É certo que um país pode ser poderoso política, económica mas de igual forma culturalmente, e ser no entanto irritante. E é certo que sou insuspeito, porque sou o primeiro a agastar-me quando pretendem exportar discursos como o da pátria dos direitos do homem (neste aspecto, os seus herdeiros são os americanos), do laicismo ou outros elementos meramente folclóricos da cultura francesa. Se de um lado me derem a escolher Poincaré, Fourier (falo dos cientistas, não dos homónimos conhecidos dos políticos), Broglie, Racine e Molière e do outro tiver à minha frente Robespierre, Marat, Mirabeau, Gambetta ou Thiers, a minha escolha está feita de há muito. Reconhecendo os méritos dos segundos, conheço-lhes demais as mediocridades e mesquinhez para os admirar de sobremaneira.


Ninguém se agasta mais com a retórica de exportação da França quanto eu. Porque em geral as retóricas de exportação são produtos de fancaria e porque no caso francês são injustas por diminuírem a grandeza do país. Mas a França pertence aos países de Verdun, aos países do império carolíngio, e foram eles o principal motor da aventura europeia, tenhamos a lucidez e, se se preferir, a humildade, de o reconhecer, nós que não fazemos parte desse núcleo central.

Da minha parte sempre me pareceu da mais elementar justiça admirar a grandeza, tanto quanto desprezar a pequenez.
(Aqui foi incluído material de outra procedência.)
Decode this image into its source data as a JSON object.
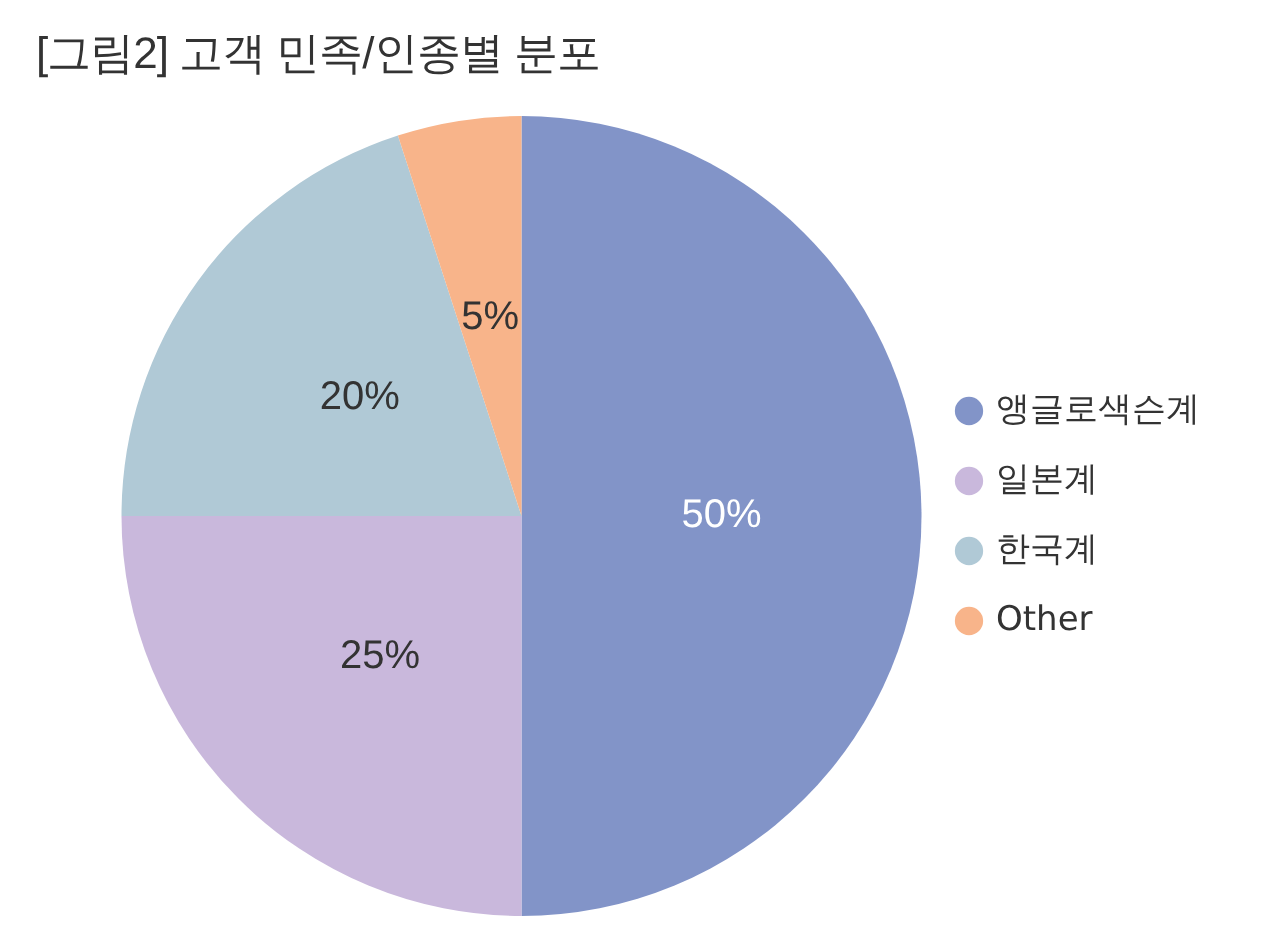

E creio não me deixar iludir na matéria. Um mundo onde se ataca o francês, ataca-se uma cultura, uma civilização. Tenta-se atacar o núcleo dessa civilização. Quem o faz pretende a bem ou a mal um mundo uniforme, a planura, e que o centro do poder esteja fora da Europa. Não gosta de países nem de culturas com vontade própria, salvo se essa vontade for alheia à Europa. Em suma, no dia em que se deitar fora o francês para renascer a poliglotia com o alemão, o italiano, o russo, o espanhol e o inglês, poderia ficar descansado com a qualidade dos sucessores. Mas se apenas se pretende a monotonia do inglês do indígena colonizado, apenas se será secundado pelos analfabetos, os submissos e os enfadonhos. Para quem a vida é um bocejo, que se sinta bem servido.